Ich verstehe mich im Übrigen nicht als Vertreter sozialer Bewegungen, das geht gar nicht, sondern als jemand, der aus den sozialen Bewegungen kommt, und sich auf sie bezieht, das ist ein Unterschied.

Also ein Verständnis von Parlamentsarbeit, das den Abgeordnetenstatus nicht als Beruf versteht, sondern als vorübergehenden Ort einer an sich anderen Tätigkeit?

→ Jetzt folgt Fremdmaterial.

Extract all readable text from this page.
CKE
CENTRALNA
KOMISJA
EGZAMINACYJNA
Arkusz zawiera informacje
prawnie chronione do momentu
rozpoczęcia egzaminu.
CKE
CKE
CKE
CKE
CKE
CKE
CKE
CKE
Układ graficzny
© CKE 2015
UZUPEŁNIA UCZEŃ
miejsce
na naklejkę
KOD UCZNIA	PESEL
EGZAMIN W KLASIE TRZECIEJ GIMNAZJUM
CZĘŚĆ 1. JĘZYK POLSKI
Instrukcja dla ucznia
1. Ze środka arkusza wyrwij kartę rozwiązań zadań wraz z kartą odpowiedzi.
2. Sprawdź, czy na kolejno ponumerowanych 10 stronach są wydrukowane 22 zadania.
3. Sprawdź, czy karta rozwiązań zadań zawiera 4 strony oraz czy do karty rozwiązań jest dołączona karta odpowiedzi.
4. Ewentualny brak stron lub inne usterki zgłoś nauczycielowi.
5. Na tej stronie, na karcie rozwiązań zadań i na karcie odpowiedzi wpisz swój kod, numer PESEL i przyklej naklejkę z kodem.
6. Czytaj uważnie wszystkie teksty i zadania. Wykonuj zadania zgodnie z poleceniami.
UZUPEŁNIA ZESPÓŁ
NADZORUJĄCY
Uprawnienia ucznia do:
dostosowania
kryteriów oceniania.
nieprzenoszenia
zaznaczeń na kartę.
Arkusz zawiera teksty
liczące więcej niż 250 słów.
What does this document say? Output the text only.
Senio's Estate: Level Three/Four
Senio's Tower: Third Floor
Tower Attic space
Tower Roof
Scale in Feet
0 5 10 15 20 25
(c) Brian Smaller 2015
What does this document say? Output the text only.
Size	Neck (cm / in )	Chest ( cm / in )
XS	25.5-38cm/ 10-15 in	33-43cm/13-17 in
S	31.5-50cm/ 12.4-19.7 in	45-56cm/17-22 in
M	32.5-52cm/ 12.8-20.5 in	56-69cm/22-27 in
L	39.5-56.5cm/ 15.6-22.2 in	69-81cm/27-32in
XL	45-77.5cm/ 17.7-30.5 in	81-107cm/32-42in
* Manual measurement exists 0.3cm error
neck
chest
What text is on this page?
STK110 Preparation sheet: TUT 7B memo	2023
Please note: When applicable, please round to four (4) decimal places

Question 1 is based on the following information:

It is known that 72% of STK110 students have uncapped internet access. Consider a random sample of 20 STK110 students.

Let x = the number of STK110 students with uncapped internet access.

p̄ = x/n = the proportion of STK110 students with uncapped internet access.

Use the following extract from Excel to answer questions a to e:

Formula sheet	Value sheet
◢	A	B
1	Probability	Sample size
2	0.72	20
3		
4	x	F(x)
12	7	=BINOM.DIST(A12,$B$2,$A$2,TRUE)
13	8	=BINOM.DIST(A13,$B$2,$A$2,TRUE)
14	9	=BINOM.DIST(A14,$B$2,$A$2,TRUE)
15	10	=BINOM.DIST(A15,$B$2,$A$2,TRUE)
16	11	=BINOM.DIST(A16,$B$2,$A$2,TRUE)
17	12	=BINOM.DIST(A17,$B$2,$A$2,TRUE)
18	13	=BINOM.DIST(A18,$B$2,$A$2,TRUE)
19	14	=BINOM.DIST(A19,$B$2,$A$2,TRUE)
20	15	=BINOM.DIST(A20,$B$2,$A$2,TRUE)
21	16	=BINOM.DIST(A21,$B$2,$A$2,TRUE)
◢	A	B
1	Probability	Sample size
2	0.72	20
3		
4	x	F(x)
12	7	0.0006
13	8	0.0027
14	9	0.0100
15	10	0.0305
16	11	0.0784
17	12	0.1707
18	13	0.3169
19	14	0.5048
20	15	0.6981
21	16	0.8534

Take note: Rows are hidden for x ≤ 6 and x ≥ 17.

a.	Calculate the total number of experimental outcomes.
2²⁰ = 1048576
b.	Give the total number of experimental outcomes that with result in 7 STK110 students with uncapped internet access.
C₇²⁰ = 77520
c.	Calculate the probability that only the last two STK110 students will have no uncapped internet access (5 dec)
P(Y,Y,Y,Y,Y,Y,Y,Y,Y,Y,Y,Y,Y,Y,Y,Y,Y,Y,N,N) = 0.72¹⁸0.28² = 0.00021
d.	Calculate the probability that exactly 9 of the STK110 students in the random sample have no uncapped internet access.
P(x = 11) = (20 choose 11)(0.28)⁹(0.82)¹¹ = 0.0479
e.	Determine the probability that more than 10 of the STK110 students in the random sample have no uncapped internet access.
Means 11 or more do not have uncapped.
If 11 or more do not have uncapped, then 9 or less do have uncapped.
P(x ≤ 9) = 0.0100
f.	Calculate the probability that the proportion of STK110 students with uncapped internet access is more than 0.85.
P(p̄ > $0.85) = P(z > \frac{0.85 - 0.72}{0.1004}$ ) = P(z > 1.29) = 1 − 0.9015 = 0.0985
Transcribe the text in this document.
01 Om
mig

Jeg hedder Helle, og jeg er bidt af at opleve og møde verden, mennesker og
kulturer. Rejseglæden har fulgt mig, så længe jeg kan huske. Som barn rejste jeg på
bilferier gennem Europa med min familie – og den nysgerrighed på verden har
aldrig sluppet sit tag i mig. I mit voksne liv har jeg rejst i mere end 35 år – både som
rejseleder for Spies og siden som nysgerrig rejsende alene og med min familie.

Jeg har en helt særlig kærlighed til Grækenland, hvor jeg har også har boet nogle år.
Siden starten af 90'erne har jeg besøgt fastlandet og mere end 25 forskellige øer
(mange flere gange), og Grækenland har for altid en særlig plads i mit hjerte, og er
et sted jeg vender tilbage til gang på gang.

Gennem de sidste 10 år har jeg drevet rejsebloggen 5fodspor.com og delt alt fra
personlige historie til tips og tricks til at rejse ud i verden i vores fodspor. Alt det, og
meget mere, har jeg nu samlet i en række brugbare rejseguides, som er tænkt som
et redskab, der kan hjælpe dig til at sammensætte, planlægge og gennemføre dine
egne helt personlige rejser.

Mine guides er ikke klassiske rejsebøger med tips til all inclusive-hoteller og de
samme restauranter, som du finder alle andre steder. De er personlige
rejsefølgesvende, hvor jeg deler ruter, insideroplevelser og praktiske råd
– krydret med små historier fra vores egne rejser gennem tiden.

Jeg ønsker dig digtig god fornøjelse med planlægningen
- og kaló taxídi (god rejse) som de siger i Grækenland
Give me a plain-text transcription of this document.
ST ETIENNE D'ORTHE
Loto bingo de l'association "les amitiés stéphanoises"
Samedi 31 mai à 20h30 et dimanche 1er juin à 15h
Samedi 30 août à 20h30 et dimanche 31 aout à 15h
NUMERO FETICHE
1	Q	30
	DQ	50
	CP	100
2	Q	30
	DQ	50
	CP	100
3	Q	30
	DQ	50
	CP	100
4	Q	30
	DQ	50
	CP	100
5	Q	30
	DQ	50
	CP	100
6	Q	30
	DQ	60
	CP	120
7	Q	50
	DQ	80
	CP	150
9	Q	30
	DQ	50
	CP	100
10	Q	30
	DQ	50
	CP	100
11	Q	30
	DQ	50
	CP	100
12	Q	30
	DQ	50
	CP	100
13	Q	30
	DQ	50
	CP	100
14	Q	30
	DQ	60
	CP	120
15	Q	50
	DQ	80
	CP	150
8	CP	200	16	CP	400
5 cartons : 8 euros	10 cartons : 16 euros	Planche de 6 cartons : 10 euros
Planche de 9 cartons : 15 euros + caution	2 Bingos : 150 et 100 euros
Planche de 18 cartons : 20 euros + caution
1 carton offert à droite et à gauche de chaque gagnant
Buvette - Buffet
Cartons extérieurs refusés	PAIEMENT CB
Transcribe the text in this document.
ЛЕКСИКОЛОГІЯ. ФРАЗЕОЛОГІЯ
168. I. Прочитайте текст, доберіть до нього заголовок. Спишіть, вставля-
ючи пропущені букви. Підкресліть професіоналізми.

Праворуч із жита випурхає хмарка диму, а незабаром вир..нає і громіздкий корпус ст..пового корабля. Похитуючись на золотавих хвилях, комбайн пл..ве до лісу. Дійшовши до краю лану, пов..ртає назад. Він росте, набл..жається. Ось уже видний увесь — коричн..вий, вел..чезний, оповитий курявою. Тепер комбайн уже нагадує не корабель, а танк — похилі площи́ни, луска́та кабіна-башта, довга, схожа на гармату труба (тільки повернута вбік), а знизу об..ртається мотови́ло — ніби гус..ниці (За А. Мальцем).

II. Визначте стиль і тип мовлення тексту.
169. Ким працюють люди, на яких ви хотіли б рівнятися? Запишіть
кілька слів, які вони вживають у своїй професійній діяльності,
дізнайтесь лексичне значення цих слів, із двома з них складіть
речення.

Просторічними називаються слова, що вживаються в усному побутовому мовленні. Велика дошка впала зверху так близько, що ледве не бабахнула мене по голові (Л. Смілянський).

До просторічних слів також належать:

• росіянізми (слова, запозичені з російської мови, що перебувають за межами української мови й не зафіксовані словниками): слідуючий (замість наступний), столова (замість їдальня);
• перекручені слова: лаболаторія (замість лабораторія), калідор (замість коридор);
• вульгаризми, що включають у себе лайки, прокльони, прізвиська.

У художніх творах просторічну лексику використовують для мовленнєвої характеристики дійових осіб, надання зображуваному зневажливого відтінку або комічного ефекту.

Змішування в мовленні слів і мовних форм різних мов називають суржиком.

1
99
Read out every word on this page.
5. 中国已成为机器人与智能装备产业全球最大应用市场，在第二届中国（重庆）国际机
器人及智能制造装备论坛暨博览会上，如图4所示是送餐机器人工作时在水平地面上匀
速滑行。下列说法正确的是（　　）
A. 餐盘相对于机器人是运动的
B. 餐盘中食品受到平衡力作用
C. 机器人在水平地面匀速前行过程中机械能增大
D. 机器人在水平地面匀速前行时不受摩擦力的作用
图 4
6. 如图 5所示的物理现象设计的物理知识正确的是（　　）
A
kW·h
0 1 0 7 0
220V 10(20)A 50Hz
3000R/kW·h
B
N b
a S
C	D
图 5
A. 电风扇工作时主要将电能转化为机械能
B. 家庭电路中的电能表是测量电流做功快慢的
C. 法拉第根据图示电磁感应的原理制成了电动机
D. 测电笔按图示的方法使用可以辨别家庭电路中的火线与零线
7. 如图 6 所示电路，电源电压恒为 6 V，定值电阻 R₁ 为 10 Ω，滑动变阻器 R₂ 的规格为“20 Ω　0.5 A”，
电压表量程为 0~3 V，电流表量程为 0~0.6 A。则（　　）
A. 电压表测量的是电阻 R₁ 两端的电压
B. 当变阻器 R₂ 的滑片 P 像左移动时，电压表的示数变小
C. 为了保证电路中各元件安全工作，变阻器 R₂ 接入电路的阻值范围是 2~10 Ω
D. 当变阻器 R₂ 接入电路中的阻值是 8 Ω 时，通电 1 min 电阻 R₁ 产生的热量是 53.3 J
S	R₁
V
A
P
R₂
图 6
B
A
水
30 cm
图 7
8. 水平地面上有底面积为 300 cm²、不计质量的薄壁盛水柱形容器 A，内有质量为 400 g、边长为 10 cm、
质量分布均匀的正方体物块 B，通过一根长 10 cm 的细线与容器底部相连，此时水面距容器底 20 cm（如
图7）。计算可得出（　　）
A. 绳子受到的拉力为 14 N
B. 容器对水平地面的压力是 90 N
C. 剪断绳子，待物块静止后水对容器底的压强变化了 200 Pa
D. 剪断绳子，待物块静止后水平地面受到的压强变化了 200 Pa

Ja, das ist eine zeitlich begrenzte, vorübergehende Tätigkeit, die dann irgendwann auch beendet werden muss, weil sonst eine Reihe von Mechanismen wirken, wie z.B. die Abhängigkeit von so einem Job. Wenn man das zu lange macht, ist ganz klar, dass es sehr schwer wird, die totale Fixierung auf Parlamentsabläufe zu verhindern und den Blick auf die politischen Gesamtsituation im Blick zu behalten. Dass bei Mandatsträgerinnen und Mitarbeitern ein Tunnelblick auf Parlamente, Parteien und Posten entsteht, ist sehr, sehr wahrscheinlich, aber nicht automatisch. Da kann man sich bestimmte Mechanismen überlegen und danach handeln.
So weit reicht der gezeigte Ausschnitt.